Le Recueil du val de Sombrelune est un supplément de la gamme « Pathfinder Univers » composé de cinq éléments : le guide du val de Sombrelune est en effet suivi de quatre scénarios, trois donjons formant une mini-campagne et un quatrième scénario « en extérieur » pouvant s’y agréger aisément.

 

Commençons par le guide de cette région sauvage de l’Andoran. On s’intéresse tout d’abord, et fort logiquement, aux étendues sauvages : la forêt d’Arthfell, les montagnes Aspodell, les plaines de Sombrelune, la forêt de Sombrelune, la Faille de Droskar (un gigantesque volcan), le Promontoire d’Elberwick, les montagnes des Cinq Rois, l’Écume et les collines aux Loups. Toutes ces régions sont décrites à grands renforts de cartes, et réservent chacune bien des possibilités de jeu, même si la plupart ne sont qu’esquissées lors de ce premier chapitre. Les organisations et créatures (en premier lieu, les lycanthropes) qui fréquentent ces régions sont également décrits, et plus largement la flore et la faune. Rien de bien original, mais ça se lit bien.

 

On s’intéresse ensuite à la civilisation (un bien grand mot, peut-être…). Trois villes sont examinées : Nid-du-Faucon (qui sera au cœur des quatre scénarios concluant l’ouvrage), Olfden, et la Falaise de Piren. Mêmes causes, mêmes effets que pour ce qui précède. On s’attardera cependant ici sur la description du sinistre Consortium du Bois, qui contrôle largement la région.

 

Le très bref troisième chapitre concerne la tumultueuse histoire de la région, depuis la colonisation naine jusqu’à l’époque actuelle. Passionnant, mais un peu frustrant : on en voudrait plus…

 

Et on en arrive enfin aux Secrets, qui approfondissent ce qui a été évoqué plus haut. Tout à fait intéressants pour bon nombre d’entre eux, même s’ils ne brillent pas toujours pas l’originalité, ces secrets offrent bien de quoi faire dans cette région sauvage.

 

En guise de preuve, les quatre scénarios qui suivent : faisons tout d’abord un sort aux trois donjons formant mini-campagne, et destinés respectivement à des personnages de niveau 2 (La Couronne du roi kobold), 5 (La Revanche du roi kobold) et 6 (Affamés sont les morts). C’est du donjon fort classique, mais aussi fort bien fait, et ça doit être très amusant à jouer. Même si, perso, je trouve qu’il y a certaines bastons dont on pourrait se passer pour sortir de la logique « j’ouvre la porte, je tue le monstre, je ramasse le trésor » ; c’est quand même très bourrin…

 

Le scénario le plus intéressant est donc sans surprise, « en extérieur », La Foire aux larmes (personnages de niveau 5).

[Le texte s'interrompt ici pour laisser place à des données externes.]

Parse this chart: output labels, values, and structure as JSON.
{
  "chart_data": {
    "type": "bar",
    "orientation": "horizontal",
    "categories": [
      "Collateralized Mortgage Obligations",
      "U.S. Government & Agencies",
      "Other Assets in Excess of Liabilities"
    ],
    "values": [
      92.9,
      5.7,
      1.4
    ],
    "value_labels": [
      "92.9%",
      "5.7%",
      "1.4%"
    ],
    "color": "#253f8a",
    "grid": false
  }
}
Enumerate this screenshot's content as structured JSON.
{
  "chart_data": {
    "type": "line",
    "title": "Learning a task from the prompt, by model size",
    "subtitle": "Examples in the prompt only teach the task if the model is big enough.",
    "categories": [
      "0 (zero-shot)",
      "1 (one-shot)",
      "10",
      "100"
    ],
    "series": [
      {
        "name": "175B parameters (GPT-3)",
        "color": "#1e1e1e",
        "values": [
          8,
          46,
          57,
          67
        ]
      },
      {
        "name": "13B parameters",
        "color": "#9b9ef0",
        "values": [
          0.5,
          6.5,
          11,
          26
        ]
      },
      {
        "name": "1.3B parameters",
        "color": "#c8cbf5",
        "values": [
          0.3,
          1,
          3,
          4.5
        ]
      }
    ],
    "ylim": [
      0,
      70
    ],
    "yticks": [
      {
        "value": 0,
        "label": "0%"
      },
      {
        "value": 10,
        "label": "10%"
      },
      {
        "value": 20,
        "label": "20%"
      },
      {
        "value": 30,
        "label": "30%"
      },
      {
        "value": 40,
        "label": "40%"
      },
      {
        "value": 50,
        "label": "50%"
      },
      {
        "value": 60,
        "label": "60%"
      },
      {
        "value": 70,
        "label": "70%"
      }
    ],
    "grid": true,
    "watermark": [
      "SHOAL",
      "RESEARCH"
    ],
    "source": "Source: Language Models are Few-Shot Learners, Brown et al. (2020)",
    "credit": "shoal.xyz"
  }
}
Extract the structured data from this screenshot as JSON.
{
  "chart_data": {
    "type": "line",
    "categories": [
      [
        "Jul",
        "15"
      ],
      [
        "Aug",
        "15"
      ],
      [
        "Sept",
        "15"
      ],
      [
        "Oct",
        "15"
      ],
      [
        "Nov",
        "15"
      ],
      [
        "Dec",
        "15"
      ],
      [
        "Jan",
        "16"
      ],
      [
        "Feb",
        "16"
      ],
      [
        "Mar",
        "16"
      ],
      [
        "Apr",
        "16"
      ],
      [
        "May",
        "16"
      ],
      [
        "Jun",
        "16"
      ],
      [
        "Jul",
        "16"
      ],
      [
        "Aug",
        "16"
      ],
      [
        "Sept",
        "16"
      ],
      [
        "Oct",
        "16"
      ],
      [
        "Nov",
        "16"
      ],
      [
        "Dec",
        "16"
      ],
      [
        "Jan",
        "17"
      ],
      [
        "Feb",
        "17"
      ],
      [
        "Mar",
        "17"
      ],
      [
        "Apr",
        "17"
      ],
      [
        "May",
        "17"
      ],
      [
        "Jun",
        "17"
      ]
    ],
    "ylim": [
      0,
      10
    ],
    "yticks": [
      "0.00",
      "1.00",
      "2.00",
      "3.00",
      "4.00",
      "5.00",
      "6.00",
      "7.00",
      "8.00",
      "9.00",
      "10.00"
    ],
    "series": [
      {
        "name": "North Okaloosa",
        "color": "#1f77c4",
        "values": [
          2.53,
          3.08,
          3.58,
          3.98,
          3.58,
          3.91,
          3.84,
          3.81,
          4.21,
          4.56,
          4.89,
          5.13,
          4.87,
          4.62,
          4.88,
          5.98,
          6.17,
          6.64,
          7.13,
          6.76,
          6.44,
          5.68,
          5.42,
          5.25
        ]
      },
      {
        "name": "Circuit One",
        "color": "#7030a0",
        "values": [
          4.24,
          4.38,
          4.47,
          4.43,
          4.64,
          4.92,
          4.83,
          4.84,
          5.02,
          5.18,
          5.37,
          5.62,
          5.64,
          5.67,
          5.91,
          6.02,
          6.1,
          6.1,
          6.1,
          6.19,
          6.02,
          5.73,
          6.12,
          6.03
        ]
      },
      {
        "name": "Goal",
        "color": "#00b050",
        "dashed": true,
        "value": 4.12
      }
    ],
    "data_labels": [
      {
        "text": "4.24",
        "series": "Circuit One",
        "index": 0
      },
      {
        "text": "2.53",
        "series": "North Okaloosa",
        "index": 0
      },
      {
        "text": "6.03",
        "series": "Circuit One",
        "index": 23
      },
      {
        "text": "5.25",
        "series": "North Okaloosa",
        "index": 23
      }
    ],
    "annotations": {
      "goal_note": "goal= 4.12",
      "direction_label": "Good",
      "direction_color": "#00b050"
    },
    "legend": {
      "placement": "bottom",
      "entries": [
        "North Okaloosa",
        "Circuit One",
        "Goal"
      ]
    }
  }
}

Comme les trois autres, il se situe (cette fois intégralement) à Nid-du-Faucon, et confronte les PJ à une étrange fête foraine qui ne tarde pas à dégénérer : un très bon scénario, vraiment bien ficelé.

 

Au final, ce recueil constitue donc un supplément de qualité, bien digne de la gamme « Pathfinder Univers » et offrant bien des opportunités de jeu.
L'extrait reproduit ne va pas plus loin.